Agama Punya Kekuatan Besar untuk Kendalikan Perubahan Iklim
Perubahan iklim tidak melulu menyangkut perubahan suhu, yang lebih penting lagi menyangkut perubahan sistem kepercayaan dan sikap sosial dalam merawat bumi dan sumberdaya alam.
Demikian disampaikan oleh Nana Firman, Koordinator Muslim Green
Faith di Amerika, ketika membuka sesi Interfaith di Paviliun Indonesia
UNFCCC COP-25 di Madrid.
Agama berpotensi menggerakan umat
manusia untuk mengendalikan perubahan iklim. Hal itu dibuktikan melalui
sejumlah aksi nyata di berbagai belahan dunia.
Direktur Wahid
Foundation Yenny Wahid menyatakan, kekuatan agama untuk menggerakkan
manusia pada hal-hal yang sifatnya abstrak. Sebut saja soal surga dan
neraka yang secara fisik tidak diketahui.
Di sisi lain, perubahan
iklim yang secara nyata terjadi, belum mampu menggerakan umat manusia
secara masif untuk melakukan aksi mencegah pelepasan emisi gas rumah
kaca (GRK).
Untuk itu, Yenny mengajak mengoptimalkan peran agama
dan umatnya. “Saya mengajak semua untuk hijrah melakukan tindakan untuk
dalam pengendalian perubahan iklim,” kata Direktur Wahid Foundation
Yenny Wahid usai menjadi pembicara di Paviliun Indonesia pada Konferensi
Perubahan Iklim COP25 UNFCCC di Madrid, Spanyol, Senin (9/12/2019).
Menurut
Yenny, upaya menggerakan umat manusia agar beraksi dalam pengendalian
perubahan iklim keliru jika hanya menggunakan pendekatan ilmu
pengetahuan. Menurut dia, seharusnya umat manusia juga disentuh hati dan
perasaannya agar melakukan aksi konkrit. Kemampuan menyentuh emosi
umat manusia itulah yang dimiliki oleh agama. “Tidak bisa hanya sekadar
fakta, harus sentuh juga emosinya,” kata Yenny.
Dia menuturkan, selama ini kerap ada pertentangan antar agama. Sebut saja soal asal-usul manusia. Namun pastinya, ujar Yenny, jika seluruh umat manusia meneruskan gaya hidup saat ini yang boros emisi GRK, maka bencana iklim seperti banjir akan terjadi. “Saat itu terjadi, tdak ada perahu Nabi Nuh yang akan menolong kita,” katanya.

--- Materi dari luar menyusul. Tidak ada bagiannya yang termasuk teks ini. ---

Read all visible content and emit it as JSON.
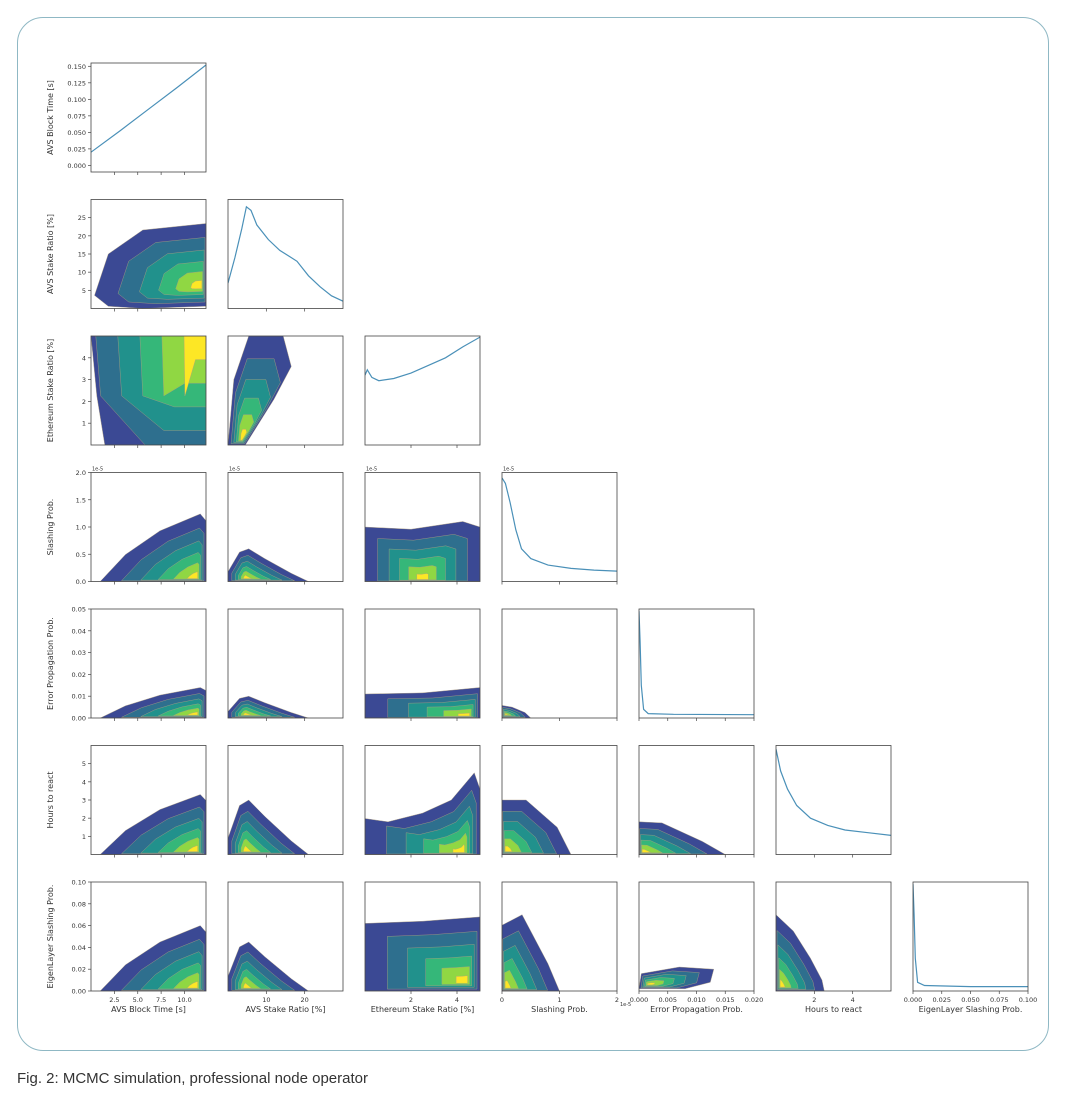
{
  "caption": "Fig. 2: MCMC simulation, professional node operator",
  "chart_data": {
    "type": "corner",
    "variables": [
      {
        "label": "AVS Block Time [s]",
        "range": [
          0,
          12.3
        ],
        "ticks": [
          2.5,
          5.0,
          7.5,
          10.0
        ],
        "tick_labels": [
          "2.5",
          "5.0",
          "7.5",
          "10.0"
        ]
      },
      {
        "label": "AVS Stake Ratio [%]",
        "range": [
          0,
          30
        ],
        "ticks": [
          10,
          20
        ],
        "tick_labels": [
          "10",
          "20"
        ]
      },
      {
        "label": "Ethereum Stake Ratio [%]",
        "range": [
          0,
          5
        ],
        "ticks": [
          2,
          4
        ],
        "tick_labels": [
          "2",
          "4"
        ]
      },
      {
        "label": "Slashing Prob.",
        "range": [
          0,
          2
        ],
        "ticks": [
          0,
          1,
          2
        ],
        "tick_labels": [
          "0",
          "1",
          "2"
        ],
        "offset": "1e-5"
      },
      {
        "label": "Error Propagation Prob.",
        "range": [
          0,
          0.02
        ],
        "ticks": [
          0,
          0.005,
          0.01,
          0.015,
          0.02
        ],
        "tick_labels": [
          "0.000",
          "0.005",
          "0.010",
          "0.015",
          "0.020"
        ]
      },
      {
        "label": "Hours to react",
        "range": [
          0,
          6
        ],
        "ticks": [
          2,
          4
        ],
        "tick_labels": [
          "2",
          "4"
        ]
      },
      {
        "label": "EigenLayer Slashing Prob.",
        "range": [
          0,
          0.1
        ],
        "ticks": [
          0,
          0.025,
          0.05,
          0.075,
          0.1
        ],
        "tick_labels": [
          "0.000",
          "0.025",
          "0.050",
          "0.075",
          "0.100"
        ]
      }
    ],
    "row_axes": [
      {
        "range": [
          -0.01,
          0.155
        ],
        "ticks": [
          0,
          0.025,
          0.05,
          0.075,
          0.1,
          0.125,
          0.15
        ],
        "tick_labels": [
          "0.000",
          "0.025",
          "0.050",
          "0.075",
          "0.100",
          "0.125",
          "0.150"
        ]
      },
      {
        "range": [
          0,
          30
        ],
        "ticks": [
          5,
          10,
          15,
          20,
          25
        ],
        "tick_labels": [
          "5",
          "10",
          "15",
          "20",
          "25"
        ]
      },
      {
        "range": [
          0,
          5
        ],
        "ticks": [
          1,
          2,
          3,
          4
        ],
        "tick_labels": [
          "1",
          "2",
          "3",
          "4"
        ]
      },
      {
        "range": [
          0,
          2
        ],
        "ticks": [
          0,
          0.5,
          1,
          1.5,
          2
        ],
        "tick_labels": [
          "0.0",
          "0.5",
          "1.0",
          "1.5",
          "2.0"
        ],
        "offset": "1e-5"
      },
      {
        "range": [
          0,
          0.05
        ],
        "ticks": [
          0,
          0.01,
          0.02,
          0.03,
          0.04,
          0.05
        ],
        "tick_labels": [
          "0.00",
          "0.01",
          "0.02",
          "0.03",
          "0.04",
          "0.05"
        ]
      },
      {
        "range": [
          0,
          6
        ],
        "ticks": [
          1,
          2,
          3,
          4,
          5
        ],
        "tick_labels": [
          "1",
          "2",
          "3",
          "4",
          "5"
        ]
      },
      {
        "range": [
          0,
          0.1
        ],
        "ticks": [
          0,
          0.02,
          0.04,
          0.06,
          0.08,
          0.1
        ],
        "tick_labels": [
          "0.00",
          "0.02",
          "0.04",
          "0.06",
          "0.08",
          "0.10"
        ]
      }
    ],
    "diagonal_curves": [
      [
        [
          0,
          0.02
        ],
        [
          0.25,
          0.052
        ],
        [
          0.5,
          0.085
        ],
        [
          0.75,
          0.118
        ],
        [
          1,
          0.152
        ]
      ],
      [
        [
          0,
          7
        ],
        [
          0.06,
          14
        ],
        [
          0.12,
          22
        ],
        [
          0.16,
          28
        ],
        [
          0.2,
          27
        ],
        [
          0.25,
          23
        ],
        [
          0.35,
          19
        ],
        [
          0.45,
          16
        ],
        [
          0.55,
          14
        ],
        [
          0.6,
          13
        ],
        [
          0.7,
          9
        ],
        [
          0.8,
          6
        ],
        [
          0.9,
          3.5
        ],
        [
          1,
          2
        ]
      ],
      [
        [
          0,
          3.2
        ],
        [
          0.02,
          3.45
        ],
        [
          0.06,
          3.1
        ],
        [
          0.12,
          2.95
        ],
        [
          0.25,
          3.05
        ],
        [
          0.4,
          3.3
        ],
        [
          0.55,
          3.65
        ],
        [
          0.7,
          4.0
        ],
        [
          0.85,
          4.5
        ],
        [
          1,
          4.95
        ]
      ],
      [
        [
          0,
          1.9
        ],
        [
          0.03,
          1.8
        ],
        [
          0.07,
          1.45
        ],
        [
          0.12,
          0.95
        ],
        [
          0.17,
          0.6
        ],
        [
          0.25,
          0.42
        ],
        [
          0.4,
          0.3
        ],
        [
          0.6,
          0.24
        ],
        [
          0.8,
          0.21
        ],
        [
          1,
          0.19
        ]
      ],
      [
        [
          0,
          0.049
        ],
        [
          0.01,
          0.035
        ],
        [
          0.02,
          0.015
        ],
        [
          0.04,
          0.004
        ],
        [
          0.08,
          0.002
        ],
        [
          0.3,
          0.0017
        ],
        [
          1,
          0.0015
        ]
      ],
      [
        [
          0,
          5.8
        ],
        [
          0.04,
          4.6
        ],
        [
          0.1,
          3.6
        ],
        [
          0.18,
          2.7
        ],
        [
          0.3,
          2.0
        ],
        [
          0.45,
          1.6
        ],
        [
          0.6,
          1.35
        ],
        [
          0.8,
          1.2
        ],
        [
          1,
          1.05
        ]
      ],
      [
        [
          0,
          0.098
        ],
        [
          0.01,
          0.07
        ],
        [
          0.02,
          0.03
        ],
        [
          0.04,
          0.008
        ],
        [
          0.1,
          0.005
        ],
        [
          0.5,
          0.004
        ],
        [
          1,
          0.004
        ]
      ]
    ],
    "contour_levels": 6,
    "colormap": [
      "#3b4994",
      "#2e6f8e",
      "#21918c",
      "#35b779",
      "#90d743",
      "#fde725"
    ],
    "line_color": "#4a90b8",
    "grid": false
  }
}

Besarnya potensi agama dalam pengendalian perubahan iklim karena sekitar 80% umat manusia yang ada di bumi saat ini memeluk agama. Yenny pun menuturkan, agar peran agama bisa opimal maka organisasi keagamaan dan para pemuka agama harus dilibatkan sebagai pihak dalam pengendalian perubahan iklim. Mereka juga harus mendapat edukasi dan difasilitasi sehingga memahami apa penyebab dan dampak perubahan iklim.
“Pemimpin keagamaan bisa menyebarkan dakwah baru tentang ancaman perubahan iklim,” katanya.

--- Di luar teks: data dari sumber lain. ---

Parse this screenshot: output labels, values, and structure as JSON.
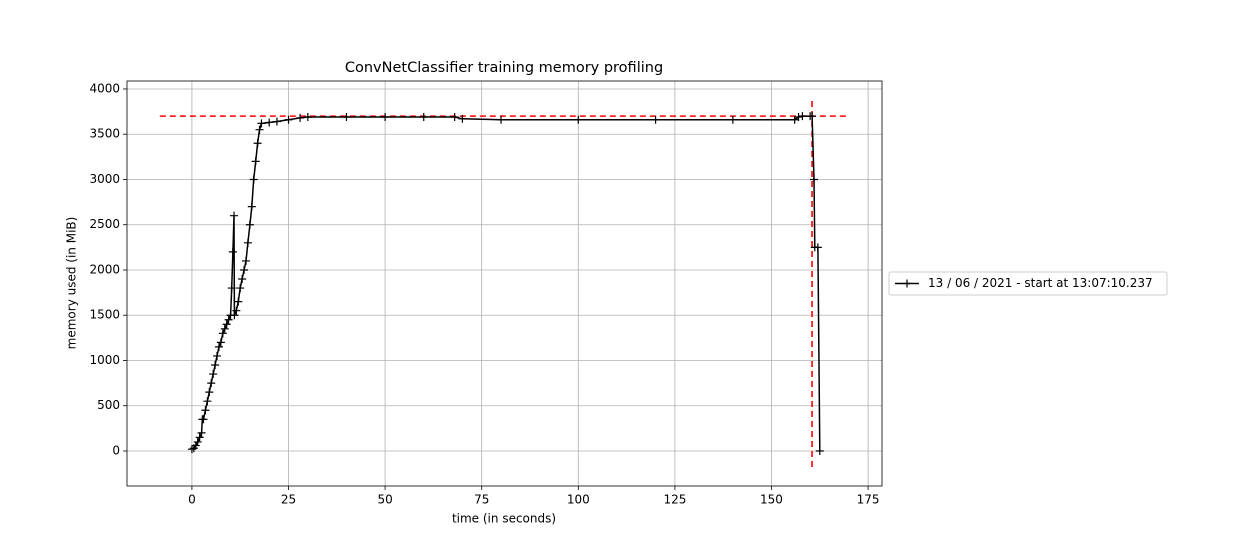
{
  "chart_data": {
    "type": "line",
    "title": "ConvNetClassifier training memory profiling",
    "x_label": "time (in seconds)",
    "y_label": "memory used (in MiB)",
    "x": [
      0,
      0.5,
      1,
      1.5,
      2,
      2.5,
      2.7,
      3,
      3.5,
      4,
      4.5,
      5,
      5.5,
      6,
      6.5,
      7,
      7.5,
      8,
      8.5,
      9,
      9.5,
      10,
      10.3,
      10.6,
      10.9,
      11,
      11.5,
      12,
      12.5,
      13,
      13.5,
      14,
      14.5,
      15,
      15.5,
      16,
      16.5,
      17,
      17.5,
      18,
      20,
      22,
      25,
      28,
      30,
      40,
      50,
      60,
      68,
      70,
      80,
      100,
      120,
      140,
      156,
      157,
      158,
      160,
      160.5,
      161,
      161.2,
      162,
      162.5
    ],
    "series": [
      {
        "name": "13 / 06 / 2021 - start at 13:07:10.237",
        "color": "#000000",
        "values": [
          20,
          30,
          60,
          100,
          150,
          200,
          350,
          350,
          450,
          550,
          650,
          750,
          850,
          950,
          1050,
          1150,
          1200,
          1300,
          1350,
          1400,
          1450,
          1500,
          1800,
          2200,
          2600,
          1500,
          1550,
          1650,
          1800,
          1900,
          2000,
          2100,
          2300,
          2500,
          2700,
          3000,
          3200,
          3400,
          3550,
          3620,
          3630,
          3640,
          3660,
          3680,
          3690,
          3690,
          3690,
          3690,
          3690,
          3670,
          3660,
          3660,
          3660,
          3660,
          3660,
          3690,
          3700,
          3700,
          3700,
          3000,
          2250,
          2250,
          0
        ]
      }
    ],
    "markers": [
      {
        "kind": "hline",
        "y": 3700,
        "from": -8.3,
        "to": 169.8,
        "color": "#ff0000"
      },
      {
        "kind": "vline",
        "x": 160.5,
        "from": -177,
        "to": 3890,
        "color": "#ff0000"
      }
    ],
    "xlim": [
      -16.8,
      178.6
    ],
    "ylim": [
      -387,
      4088
    ],
    "xticks": [
      0,
      25,
      50,
      75,
      100,
      125,
      150,
      175
    ],
    "yticks": [
      0,
      500,
      1000,
      1500,
      2000,
      2500,
      3000,
      3500,
      4000
    ],
    "grid": true,
    "legend": "outside right"
  }
}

Apalagi, berbagai agama di dunia sesungguhnya mengajarkan tentang perlunya menjaga lingkungan hidup. Dalam ajaran Islam, ada konsep manusia sebagai kilafah harus mengambil kepemimpinan dalam menjaga bumi. Dalam agama Sikh, konsep tersebut juga ada dan harus dilakukan oleh semua pengikutnya.
Saat ini sudah banyak aksi nyata yang dilakukan oleh kelompok umat beragama. Yenny mencontohkan saat menghadiri pertemuan ulama-ulama di Oman dibahas tentang fikih (hukum Islam) penghematan air. Dia menuturkan, banyak juga sinagog yang kini menerapkan penghematan energi dan memanfaatkan energi bersih. Sementara gereja-gereja, banyak yang berinvestasi pada proyek yang berdampak pada pengendalian perubahan iklim.
Menurut Yenny, fenomena keterlibatan kelompok beragama dalam pengendalian perubahan iklim juga terjadi di Indonesia. Dua organisasi umat Islam terbesar di Indonesia telah menjalin kerjasama dengan KLHK. Kedua organisasi tersebut, Nahdatul Ulama dan Muhammadiyah kerap melakukan aksi yang bermanfaat bagi lingkungan hidup seperti menanam mangrove, mendaur ulang sampah, dan tidak menggunakan plastik sekali pakai.
Dia berharap peran seperti itu bisa terus diperkuat. “Kita beruntung kerja sama antara pemerintah dan organisasi kemasyarakat an di Indonesia erat ,” katanya.